Hugo Motta acelera cassação de Glauber e reacende clima de perseguição no Congresso

Deputado do PSOL reage após ser incluído por Motta no mesmo pacote de Zambelli, Ramagem e Eduardo Bolsonaro; ele diz que querem calar sua voz desde que denunciou o orçamento secreto.

O clima na Câmara esquentou de vez. Nesta terça-feira (9), Hugo Motta, presidente da Casa, comunicou aos líderes partidários que vai levar ao plenário, já nesta quarta (10), a votação que pode cassar o mandato de Glauber Braga (PSOL-RJ). A decisão veio de forma direta, quase cirúrgica — e sem cerimônia — colocando Glauber no mesmo balaio que Carla Zambelli, Alexandre Ramagem e Eduardo Bolsonaro.

Para muitos, a jogada tem o dedo firme de Motta. Para outros, o sabor amargo de perseguição.

Ao ser notificado, Glauber não ficou calado. Em vídeo publicado nas redes sociais, o deputado reagiu com indignação e um tom de resistência. Para ele, o que está em curso não é um processo disciplinar — é retaliação política.

“Eu não vou recuar”, afirmou. “Não vou parar de denunciar o orçamento secreto. Eles querem calar a nossa voz, mas a gente vai seguir firme.”

Glauber lembra que tudo começou há mais de um ano, quando se envolveu num confronto com um militante do MBL que o perseguia pelos corredores da Câmara, disparando ofensas — inclusive contra sua mãe, que estava gravemente doente e faleceu pouco tempo depois. O caso se arrastou, virou munição política e, agora, retorna turbinado pela caneta de Motta.

O presidente da Câmara decidiu levar não apenas a cassação de Glauber, mas também as de Zambelli e Ramagem, condenado pelo STF a 16 anos e atualmente foragido.
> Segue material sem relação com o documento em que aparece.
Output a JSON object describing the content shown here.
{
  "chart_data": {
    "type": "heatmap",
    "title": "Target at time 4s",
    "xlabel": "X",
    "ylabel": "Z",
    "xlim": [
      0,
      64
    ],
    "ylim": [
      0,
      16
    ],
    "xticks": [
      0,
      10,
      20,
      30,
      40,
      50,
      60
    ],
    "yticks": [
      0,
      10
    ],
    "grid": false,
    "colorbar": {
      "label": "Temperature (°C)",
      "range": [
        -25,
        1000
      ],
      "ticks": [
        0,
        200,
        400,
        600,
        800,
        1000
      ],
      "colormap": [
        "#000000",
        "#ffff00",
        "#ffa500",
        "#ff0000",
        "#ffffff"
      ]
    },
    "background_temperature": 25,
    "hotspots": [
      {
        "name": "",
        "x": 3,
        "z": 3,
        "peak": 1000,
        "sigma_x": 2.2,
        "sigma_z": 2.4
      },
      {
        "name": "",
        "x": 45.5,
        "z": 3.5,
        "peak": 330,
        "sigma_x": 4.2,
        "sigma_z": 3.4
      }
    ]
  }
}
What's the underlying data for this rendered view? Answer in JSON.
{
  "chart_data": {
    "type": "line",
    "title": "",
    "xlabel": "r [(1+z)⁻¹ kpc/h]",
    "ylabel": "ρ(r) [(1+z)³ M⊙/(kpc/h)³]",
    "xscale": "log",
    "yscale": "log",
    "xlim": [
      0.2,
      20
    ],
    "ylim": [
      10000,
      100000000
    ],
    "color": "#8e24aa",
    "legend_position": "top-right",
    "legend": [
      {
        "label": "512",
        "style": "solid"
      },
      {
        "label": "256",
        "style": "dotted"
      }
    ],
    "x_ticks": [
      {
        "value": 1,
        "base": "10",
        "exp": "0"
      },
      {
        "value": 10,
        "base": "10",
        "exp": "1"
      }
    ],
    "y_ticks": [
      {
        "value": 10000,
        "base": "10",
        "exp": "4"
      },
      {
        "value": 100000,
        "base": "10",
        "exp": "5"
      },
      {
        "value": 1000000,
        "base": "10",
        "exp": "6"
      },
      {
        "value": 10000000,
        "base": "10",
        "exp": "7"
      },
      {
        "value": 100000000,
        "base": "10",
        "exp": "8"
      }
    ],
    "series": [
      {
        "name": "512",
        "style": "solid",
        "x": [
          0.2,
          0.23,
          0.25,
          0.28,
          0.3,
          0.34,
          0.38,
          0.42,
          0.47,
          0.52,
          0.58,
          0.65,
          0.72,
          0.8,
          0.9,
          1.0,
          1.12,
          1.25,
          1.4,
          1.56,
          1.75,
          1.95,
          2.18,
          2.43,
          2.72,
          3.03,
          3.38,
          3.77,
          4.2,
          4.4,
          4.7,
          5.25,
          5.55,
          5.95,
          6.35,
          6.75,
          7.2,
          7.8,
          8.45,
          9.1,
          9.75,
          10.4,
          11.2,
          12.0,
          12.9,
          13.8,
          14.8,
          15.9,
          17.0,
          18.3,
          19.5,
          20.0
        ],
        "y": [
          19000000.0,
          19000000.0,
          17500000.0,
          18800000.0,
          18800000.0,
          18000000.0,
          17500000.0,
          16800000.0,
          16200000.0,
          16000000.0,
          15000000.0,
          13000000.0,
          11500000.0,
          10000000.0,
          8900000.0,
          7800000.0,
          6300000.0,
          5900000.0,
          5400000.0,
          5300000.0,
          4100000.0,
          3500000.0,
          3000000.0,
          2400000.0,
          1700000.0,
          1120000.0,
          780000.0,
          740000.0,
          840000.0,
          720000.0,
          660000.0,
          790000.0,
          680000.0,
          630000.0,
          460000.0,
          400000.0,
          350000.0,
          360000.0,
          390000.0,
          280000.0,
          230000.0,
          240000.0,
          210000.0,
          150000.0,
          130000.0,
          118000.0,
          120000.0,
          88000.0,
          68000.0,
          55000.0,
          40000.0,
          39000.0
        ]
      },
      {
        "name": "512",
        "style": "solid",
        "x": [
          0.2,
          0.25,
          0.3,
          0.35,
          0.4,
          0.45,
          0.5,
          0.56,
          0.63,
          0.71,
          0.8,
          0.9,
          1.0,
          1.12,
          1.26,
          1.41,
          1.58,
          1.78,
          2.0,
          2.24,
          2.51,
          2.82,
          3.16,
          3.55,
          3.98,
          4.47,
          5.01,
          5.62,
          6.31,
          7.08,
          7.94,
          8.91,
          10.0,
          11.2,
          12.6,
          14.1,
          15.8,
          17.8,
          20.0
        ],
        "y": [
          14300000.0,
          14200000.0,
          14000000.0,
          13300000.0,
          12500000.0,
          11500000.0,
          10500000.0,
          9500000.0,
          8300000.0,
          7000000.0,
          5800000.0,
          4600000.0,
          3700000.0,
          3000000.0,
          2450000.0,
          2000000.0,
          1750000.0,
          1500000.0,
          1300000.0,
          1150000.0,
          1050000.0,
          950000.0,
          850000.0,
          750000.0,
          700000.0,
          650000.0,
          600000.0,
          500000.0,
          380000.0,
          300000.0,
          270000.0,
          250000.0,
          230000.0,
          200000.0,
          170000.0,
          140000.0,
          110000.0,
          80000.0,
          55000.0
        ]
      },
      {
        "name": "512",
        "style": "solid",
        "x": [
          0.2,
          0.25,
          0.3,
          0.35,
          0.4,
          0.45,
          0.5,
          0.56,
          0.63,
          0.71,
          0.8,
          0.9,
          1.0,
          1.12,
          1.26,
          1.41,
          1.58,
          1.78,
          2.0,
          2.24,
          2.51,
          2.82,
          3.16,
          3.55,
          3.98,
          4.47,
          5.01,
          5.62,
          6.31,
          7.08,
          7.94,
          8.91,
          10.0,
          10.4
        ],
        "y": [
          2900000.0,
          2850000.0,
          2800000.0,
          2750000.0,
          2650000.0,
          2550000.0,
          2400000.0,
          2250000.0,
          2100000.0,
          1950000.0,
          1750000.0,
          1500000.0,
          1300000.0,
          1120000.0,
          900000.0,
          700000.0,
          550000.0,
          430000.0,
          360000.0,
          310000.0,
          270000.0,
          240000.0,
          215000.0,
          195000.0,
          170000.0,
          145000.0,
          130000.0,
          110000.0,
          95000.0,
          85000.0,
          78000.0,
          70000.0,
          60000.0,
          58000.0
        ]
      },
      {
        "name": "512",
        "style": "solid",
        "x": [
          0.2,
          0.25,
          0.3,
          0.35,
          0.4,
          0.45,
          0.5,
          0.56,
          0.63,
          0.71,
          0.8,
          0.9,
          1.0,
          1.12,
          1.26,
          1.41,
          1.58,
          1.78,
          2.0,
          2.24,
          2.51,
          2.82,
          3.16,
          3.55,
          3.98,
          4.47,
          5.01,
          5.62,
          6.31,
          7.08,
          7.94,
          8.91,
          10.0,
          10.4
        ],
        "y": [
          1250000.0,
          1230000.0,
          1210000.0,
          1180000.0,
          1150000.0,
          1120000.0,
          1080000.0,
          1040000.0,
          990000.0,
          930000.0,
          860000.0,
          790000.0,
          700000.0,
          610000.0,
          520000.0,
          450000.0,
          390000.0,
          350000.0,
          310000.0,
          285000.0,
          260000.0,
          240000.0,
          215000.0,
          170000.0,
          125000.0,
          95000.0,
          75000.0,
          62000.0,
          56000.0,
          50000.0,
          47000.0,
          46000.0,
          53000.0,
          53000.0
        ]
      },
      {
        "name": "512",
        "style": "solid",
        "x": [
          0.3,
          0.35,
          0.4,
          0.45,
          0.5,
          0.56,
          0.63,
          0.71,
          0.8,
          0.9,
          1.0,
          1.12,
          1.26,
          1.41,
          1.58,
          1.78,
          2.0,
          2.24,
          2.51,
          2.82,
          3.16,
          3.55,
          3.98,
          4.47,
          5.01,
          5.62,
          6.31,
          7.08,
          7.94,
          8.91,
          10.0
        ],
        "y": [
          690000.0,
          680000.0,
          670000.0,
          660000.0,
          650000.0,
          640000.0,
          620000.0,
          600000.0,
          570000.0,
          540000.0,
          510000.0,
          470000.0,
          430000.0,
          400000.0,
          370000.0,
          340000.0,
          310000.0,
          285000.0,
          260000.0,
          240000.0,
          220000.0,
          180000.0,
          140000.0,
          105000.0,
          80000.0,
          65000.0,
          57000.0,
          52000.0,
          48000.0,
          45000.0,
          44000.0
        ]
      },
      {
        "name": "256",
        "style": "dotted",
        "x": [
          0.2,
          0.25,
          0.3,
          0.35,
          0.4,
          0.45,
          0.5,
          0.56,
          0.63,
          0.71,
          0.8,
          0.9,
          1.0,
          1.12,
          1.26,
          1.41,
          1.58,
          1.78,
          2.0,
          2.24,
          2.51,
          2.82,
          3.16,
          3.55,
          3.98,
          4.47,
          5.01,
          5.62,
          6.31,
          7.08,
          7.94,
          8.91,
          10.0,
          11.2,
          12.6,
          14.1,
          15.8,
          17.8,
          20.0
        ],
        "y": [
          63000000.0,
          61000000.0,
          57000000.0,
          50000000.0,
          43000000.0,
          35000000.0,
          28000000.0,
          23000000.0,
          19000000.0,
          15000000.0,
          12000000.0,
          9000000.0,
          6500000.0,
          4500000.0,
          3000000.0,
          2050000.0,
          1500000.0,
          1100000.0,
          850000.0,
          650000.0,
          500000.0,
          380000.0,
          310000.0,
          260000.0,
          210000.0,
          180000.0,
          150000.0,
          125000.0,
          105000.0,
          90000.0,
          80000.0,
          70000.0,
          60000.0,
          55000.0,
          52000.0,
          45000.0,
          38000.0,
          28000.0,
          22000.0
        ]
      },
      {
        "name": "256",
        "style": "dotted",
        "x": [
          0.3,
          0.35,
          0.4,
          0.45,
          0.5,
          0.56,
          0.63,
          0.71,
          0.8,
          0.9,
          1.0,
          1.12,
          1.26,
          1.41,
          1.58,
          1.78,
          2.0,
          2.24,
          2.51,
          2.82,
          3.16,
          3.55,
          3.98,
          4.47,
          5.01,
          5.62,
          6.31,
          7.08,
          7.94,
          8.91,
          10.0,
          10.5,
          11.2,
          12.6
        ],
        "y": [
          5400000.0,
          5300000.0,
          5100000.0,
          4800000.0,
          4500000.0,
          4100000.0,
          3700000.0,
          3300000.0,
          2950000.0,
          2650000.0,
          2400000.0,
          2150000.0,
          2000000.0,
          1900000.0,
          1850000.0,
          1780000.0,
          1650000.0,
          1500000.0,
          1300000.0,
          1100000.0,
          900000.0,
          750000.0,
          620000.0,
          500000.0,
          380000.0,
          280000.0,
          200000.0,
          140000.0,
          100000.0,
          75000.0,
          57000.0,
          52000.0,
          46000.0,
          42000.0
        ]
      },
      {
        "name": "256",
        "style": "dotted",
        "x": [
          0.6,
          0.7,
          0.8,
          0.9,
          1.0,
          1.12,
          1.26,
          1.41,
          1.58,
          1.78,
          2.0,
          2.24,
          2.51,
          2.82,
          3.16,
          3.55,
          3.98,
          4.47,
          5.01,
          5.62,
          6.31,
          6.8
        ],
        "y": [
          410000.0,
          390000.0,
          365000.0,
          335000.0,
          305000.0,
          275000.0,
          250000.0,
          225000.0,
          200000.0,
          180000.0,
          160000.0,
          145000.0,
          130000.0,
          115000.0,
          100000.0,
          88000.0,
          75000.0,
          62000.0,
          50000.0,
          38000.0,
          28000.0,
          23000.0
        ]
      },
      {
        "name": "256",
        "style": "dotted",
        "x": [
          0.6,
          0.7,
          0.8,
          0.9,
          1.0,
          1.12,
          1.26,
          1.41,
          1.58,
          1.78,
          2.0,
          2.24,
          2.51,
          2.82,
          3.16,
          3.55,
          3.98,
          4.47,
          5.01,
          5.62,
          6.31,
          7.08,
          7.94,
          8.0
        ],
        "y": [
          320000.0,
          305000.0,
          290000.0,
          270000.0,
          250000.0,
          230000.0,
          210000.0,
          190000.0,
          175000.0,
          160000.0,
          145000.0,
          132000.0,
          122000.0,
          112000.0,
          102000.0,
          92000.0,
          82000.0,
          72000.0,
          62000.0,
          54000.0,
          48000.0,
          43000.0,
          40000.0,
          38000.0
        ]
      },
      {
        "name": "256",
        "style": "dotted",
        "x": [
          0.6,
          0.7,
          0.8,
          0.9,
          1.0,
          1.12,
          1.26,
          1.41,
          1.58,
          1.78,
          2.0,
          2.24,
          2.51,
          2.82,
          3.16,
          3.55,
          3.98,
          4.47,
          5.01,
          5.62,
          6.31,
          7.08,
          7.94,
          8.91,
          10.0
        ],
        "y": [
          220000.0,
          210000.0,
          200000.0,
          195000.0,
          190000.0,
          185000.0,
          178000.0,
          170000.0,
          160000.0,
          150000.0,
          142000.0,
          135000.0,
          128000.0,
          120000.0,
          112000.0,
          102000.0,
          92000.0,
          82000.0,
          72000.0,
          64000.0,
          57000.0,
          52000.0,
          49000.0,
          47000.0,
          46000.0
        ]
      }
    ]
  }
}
No pacote, ainda está a análise das faltas acumuladas por Eduardo Bolsonaro, que deve perder o mandato por abandono do cargo.

Mas, para os aliados de Glauber, há uma diferença que salta aos olhos: enquanto uns respondem por golpes, fugas e manipulações, ele é julgado por reagir a uma provocação violenta — e por expor esquemas incômodos ao centrão.

A sensação de desproporção paira no ar. E a de perseguição também.

Motta, que tenta marcar seu nome como um presidente rígido e “equilibrado”, sustenta que apenas está seguindo o regimento. Mas, para quem acompanha os bastidores, a pressa repentina levanta dúvidas: por que agora? Por que juntos? Por que nesse ritmo?

O fato é que Glauber entra no plenário desta quarta como alvo de um sistema que ele sempre enfrentou de frente — e que agora parece decidido a fechar o cerco.